A slipped disc is a very common orthopedic condition that can lead to back pain. Between each vertebra in the back, there are discs, which act as shock absorbers. Each disc is comprised of a jelly-like substance surrounded by a tough ring. A slipped disc occurs when the jelly-like substance inside the disc starts to push out towards the outer ring.
In most cases, a slipped disc develops due to age-related changes in the spine. There are also some risk factors that increase your chances of developing a slipped disc. For example, being overweight and improper lifting techniques place extra stress on the spine and can lead to a slipped disc.
Symptoms and Natural History
In the majority of cases, a slipped disc starts with back pain. Pain may come and go initially. When symptoms return, symptoms of sciatica including numbness and weakness in the legs may follow. Pain can extend from the back, past the knee and into the foot.
Some people only experience mild symptoms with a slipped disc. But in other instances, pain and numbness can interfere with work activities. For example, if you have a job that involves lifting, a slipped disc can make work difficult or impossible. But everyday activities, such as sitting and walking can be difficult as well.

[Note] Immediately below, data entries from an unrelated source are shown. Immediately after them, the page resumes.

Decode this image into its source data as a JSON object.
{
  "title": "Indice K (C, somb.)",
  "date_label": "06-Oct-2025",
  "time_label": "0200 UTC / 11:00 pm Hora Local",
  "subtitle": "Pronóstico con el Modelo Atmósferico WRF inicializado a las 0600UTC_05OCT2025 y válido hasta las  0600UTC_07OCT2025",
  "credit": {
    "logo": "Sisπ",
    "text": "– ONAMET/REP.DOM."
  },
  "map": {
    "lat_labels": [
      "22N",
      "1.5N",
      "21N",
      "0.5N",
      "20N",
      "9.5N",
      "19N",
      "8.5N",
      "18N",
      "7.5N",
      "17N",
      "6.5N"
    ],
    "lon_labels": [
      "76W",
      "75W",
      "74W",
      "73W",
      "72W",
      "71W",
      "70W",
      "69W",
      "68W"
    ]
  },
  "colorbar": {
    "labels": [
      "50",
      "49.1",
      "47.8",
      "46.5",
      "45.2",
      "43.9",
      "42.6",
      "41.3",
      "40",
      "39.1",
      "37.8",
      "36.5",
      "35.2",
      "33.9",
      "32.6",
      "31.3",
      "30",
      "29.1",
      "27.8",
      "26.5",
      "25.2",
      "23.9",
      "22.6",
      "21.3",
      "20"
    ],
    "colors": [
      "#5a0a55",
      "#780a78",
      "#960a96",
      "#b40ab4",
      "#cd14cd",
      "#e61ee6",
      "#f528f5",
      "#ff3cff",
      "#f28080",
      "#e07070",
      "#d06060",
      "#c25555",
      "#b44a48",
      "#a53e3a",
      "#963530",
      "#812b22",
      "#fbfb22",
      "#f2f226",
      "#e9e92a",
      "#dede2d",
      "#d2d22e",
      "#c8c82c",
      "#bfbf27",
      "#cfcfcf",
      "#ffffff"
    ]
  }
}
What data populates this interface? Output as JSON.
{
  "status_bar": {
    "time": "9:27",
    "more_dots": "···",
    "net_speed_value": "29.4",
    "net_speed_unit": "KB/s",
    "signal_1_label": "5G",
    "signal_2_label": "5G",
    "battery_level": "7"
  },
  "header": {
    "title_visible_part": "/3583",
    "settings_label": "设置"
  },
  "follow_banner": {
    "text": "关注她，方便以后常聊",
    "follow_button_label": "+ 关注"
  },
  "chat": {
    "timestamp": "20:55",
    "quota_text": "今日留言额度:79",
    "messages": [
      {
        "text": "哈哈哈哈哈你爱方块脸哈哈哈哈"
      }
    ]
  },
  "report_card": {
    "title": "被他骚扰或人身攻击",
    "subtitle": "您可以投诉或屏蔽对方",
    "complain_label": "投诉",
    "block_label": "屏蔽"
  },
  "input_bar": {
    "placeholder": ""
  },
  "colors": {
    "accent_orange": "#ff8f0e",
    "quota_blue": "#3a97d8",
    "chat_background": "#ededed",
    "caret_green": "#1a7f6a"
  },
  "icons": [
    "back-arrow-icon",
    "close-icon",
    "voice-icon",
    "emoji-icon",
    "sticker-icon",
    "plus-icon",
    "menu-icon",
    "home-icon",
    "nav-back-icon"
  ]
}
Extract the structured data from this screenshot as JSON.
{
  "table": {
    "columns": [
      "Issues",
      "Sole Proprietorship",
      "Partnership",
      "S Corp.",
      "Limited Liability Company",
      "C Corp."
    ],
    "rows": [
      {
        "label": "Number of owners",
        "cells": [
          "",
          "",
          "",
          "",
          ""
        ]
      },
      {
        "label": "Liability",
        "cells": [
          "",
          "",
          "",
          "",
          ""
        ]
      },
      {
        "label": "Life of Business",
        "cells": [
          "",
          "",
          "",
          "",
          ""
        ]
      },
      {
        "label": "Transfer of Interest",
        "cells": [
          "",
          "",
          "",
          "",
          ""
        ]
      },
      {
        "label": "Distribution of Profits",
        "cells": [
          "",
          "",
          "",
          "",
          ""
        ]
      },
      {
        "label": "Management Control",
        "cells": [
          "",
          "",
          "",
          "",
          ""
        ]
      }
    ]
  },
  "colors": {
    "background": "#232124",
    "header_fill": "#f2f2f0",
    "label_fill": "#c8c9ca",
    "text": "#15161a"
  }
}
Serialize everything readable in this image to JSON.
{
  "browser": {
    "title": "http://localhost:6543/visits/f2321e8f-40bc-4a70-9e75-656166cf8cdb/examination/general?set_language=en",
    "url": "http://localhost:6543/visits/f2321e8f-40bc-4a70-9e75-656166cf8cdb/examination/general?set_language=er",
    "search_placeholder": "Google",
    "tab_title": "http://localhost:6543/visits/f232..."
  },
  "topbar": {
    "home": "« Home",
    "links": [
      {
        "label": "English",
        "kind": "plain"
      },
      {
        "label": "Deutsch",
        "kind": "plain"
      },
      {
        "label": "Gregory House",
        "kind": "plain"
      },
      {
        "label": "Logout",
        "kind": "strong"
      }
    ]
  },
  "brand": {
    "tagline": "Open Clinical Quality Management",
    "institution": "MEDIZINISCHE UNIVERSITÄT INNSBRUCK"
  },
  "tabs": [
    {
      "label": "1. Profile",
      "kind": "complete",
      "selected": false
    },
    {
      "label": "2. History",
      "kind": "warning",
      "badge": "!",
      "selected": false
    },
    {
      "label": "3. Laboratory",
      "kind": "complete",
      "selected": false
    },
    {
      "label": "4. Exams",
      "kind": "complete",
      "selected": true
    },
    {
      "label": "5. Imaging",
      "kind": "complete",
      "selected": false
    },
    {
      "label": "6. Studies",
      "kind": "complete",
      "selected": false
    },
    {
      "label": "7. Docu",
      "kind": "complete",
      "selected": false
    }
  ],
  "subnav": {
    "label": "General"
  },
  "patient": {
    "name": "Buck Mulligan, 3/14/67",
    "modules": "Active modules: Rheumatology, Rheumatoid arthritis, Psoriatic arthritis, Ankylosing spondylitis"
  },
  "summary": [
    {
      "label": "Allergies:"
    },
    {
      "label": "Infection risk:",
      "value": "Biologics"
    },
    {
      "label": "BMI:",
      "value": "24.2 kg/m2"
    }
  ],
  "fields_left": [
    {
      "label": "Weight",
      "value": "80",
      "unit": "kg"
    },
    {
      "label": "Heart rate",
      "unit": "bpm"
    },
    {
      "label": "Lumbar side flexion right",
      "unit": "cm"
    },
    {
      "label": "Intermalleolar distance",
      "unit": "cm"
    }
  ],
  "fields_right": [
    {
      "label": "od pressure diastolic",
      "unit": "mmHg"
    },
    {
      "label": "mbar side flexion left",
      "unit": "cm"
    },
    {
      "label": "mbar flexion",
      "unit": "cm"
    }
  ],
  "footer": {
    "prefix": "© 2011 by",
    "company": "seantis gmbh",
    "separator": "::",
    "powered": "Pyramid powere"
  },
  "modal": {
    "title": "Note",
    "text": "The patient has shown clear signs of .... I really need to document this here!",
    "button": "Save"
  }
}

Although it is rare, loss of bladder or bowel control can occur and indicates a serious complication. Cauda equina syndrome is a condition that is caused by compression of the spinal nerve root. If this condition is present, it requires immediate treatment.
A diagnosis is made based on a physical exam and imaging tests. During an exam, your doctor will check for sensory loss or weakness in the legs and feet. A straight leg test will also likely be performed. During the test, you’ll be asked to raise one leg at a time while lying on your back to check for pain.
In addition to an exam and medical history, imaging tests may be ordered to make a definitive diagnosis. An x-ray is less costly than other imaging studies and may be ordered, but it does not create images of soft tissue. In many cases, an MRI will be recommended, since it shows soft tissue.
Self-help treatments for a Slipped Disc
Self-help treatments for a slipped disc may include a day or two of bed rest. In most cases, doctors don’t recommend long periods of inactivity. A few days of rest may be enough to ease symptoms. Avoiding activities that cause pain, such as bending or twisting, is also helpful until symptoms have subsided.
Standard Clinical treatments for a Slipped Disc
Non-surgical care is the first line of treatment unless symptoms are severe or cauda equina develops. Physical therapy may be prescribed in order to strengthen the back and adnominal muscles. Standard treatment may also include an epidural steroid injection. The injection helps decrease inflammation and pain.
Only a small percentage of people require surgery for a slipped disc. But if all other treatments fail and symptoms are severe, a surgical procedure called a microdiscectomy may be performed. The procedure involves removing parts of the slipped disc that are compressing the nerve.